I'm not doing my best writing, either, but it feels good to try sometimes, especially when I have a few directionless minutes during the day.
The kitchen is going to turn out really nicely. Remember, there's no way it is going to be worse than the one you currently have, and then you'll have a nice open kitchen again. There's something to be said for fixing the layout.
Thank you. Thank you very much. I guess I'm kind of needy right now. But thank you. I will try looking for prompts. And, I might keep bothering you now and then for strokes to help me combat my insecurity over this kitchen. Seriously, I feel nauseated. I should be thankful, and I am nauseated.
You love to cook and your family loves to eat the delicious food you make. I think that given all the time you spend in that one room, you should turn it into a calm, efficient, usable and beautiful place. It will be so much more relaxing than walking into the room multiple times a day and being reminded anew how much you dislike it.

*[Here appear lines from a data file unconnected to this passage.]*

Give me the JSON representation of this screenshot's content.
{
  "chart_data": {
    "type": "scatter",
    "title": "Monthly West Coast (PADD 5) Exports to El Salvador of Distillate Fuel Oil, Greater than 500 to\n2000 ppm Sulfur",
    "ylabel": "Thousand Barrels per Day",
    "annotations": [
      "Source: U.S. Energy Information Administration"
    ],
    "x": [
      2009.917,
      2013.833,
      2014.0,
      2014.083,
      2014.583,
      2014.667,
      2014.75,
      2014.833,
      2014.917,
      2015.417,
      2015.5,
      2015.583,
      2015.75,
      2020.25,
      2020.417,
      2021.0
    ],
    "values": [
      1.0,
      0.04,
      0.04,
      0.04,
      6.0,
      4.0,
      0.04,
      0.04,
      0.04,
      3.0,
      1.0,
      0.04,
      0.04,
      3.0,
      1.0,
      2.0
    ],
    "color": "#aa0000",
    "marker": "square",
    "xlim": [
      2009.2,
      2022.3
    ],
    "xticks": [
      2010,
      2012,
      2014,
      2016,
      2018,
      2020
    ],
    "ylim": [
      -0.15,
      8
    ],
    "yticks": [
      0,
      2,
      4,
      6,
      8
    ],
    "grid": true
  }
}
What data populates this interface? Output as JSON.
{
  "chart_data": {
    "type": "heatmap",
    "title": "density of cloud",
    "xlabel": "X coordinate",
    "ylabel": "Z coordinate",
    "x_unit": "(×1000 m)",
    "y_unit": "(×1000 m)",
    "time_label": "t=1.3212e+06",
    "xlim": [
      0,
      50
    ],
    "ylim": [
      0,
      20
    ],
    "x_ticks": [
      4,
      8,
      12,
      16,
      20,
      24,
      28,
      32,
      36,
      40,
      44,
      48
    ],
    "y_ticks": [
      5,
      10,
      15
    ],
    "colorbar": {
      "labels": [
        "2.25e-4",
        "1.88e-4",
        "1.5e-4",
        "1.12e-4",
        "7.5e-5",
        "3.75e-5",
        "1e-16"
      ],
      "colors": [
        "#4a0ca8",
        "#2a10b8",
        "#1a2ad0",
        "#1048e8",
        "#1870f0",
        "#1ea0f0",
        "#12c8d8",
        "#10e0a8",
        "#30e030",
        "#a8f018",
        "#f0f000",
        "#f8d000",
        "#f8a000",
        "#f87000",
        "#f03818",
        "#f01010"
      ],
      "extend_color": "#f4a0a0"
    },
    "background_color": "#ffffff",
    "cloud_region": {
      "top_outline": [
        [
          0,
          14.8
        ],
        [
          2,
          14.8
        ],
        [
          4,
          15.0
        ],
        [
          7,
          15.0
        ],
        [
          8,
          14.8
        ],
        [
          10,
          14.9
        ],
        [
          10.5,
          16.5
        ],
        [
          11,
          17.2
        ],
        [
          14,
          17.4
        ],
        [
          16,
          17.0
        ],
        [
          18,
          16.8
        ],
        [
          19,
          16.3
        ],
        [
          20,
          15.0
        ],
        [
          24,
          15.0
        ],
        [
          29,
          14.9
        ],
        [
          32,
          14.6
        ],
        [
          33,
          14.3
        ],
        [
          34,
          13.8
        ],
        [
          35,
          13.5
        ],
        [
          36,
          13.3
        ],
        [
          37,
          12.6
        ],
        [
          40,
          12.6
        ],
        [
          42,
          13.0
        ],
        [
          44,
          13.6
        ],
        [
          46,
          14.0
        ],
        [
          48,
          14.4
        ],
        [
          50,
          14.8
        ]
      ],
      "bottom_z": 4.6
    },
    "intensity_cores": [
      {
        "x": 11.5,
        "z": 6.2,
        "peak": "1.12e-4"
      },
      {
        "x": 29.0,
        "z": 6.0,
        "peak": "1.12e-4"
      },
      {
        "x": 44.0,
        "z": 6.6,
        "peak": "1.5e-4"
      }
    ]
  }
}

Having said that, I don't want you to think I don't understand the dread about spending the money. Spending money is a very sensitive area for me and while it doesn't make me nauseated per se, it does give me the feeling that my stomach is dropping, like when the car goes over a big hill. Not spending money can be nearly as problematic as overspending but my default setting is to refrain if at possible and I haven't gotten far with finding a balance. Maybe you could think of spending money on the kitchen as fiscal therapy?
Thank you for your warning about how unlikable Downton Abby is. I have never seen but have heard of it since I am a human being living in the US. Seriously, I might have to watch an episode just to know what people are talking about, although I have no desire to see it. I guess I am just quirky enough that my preferences never run in the direction of what is popular at the time.
That is truly awful about your neighbor's house being destroyed. Water is so destructive that I can't imagine they salvaged anything. I am thinking of irreplaceable items like old pictures and letters. I am so sorry that happened.
Your daughter looked beautiful in your wedding dress. I am sure it will be such a lovely wedding. I would have to bring lots of extra handkerchiefs/tissues to such a wedding. Sigh. I've found that life goes very quickly now that I am middle-aged.
People love Downton. This is probably why I hate it. I've been watching Masterpiece for years, with a cup of Earl Gray and a warm blanket. Then all of a sudden, here is my show, my secret, my private indulgence, all watered down and silly, with actors making appearances on such programs as "Good Morning America." Seriously. Ugh! I guess I'm a snob, but it really bugs me.
I love BBC period pieces. Usually. The most recent one I tried to watch was 'Cranford'. I got through three episodes and I just couldn't bear it. Multiple characters died in each episode and from what I read, that was going to continue. I can't imagine how they made 'Return to Cranford' since I would have thought the whole town would be dead by the end of the first series. I couldn't continue and for some reason, I associate Downton with Cranford. I imagine it has the same kind of depressing plots with a few hints of silliness thrown in to attempt to counterbalance it. I don't know if I am way off-base but right now I need a good BBC show that I haven't seen yet.
The year I had my youngest, they had remakes of all the Jane Austen books. Some were good and some were not. I went into labor when I was watching one. I believe it was 'Persuasion'. Maybe I should re-watch some of those.
I think I kind of liked Cranford. I don't remember it very clearly. I loved the Jane Austen remakes, although, as you said, some were definitely better than others. They moved me to reread my Jane Austen books, and that was very enjoyable. The older I get, the more I get out of them.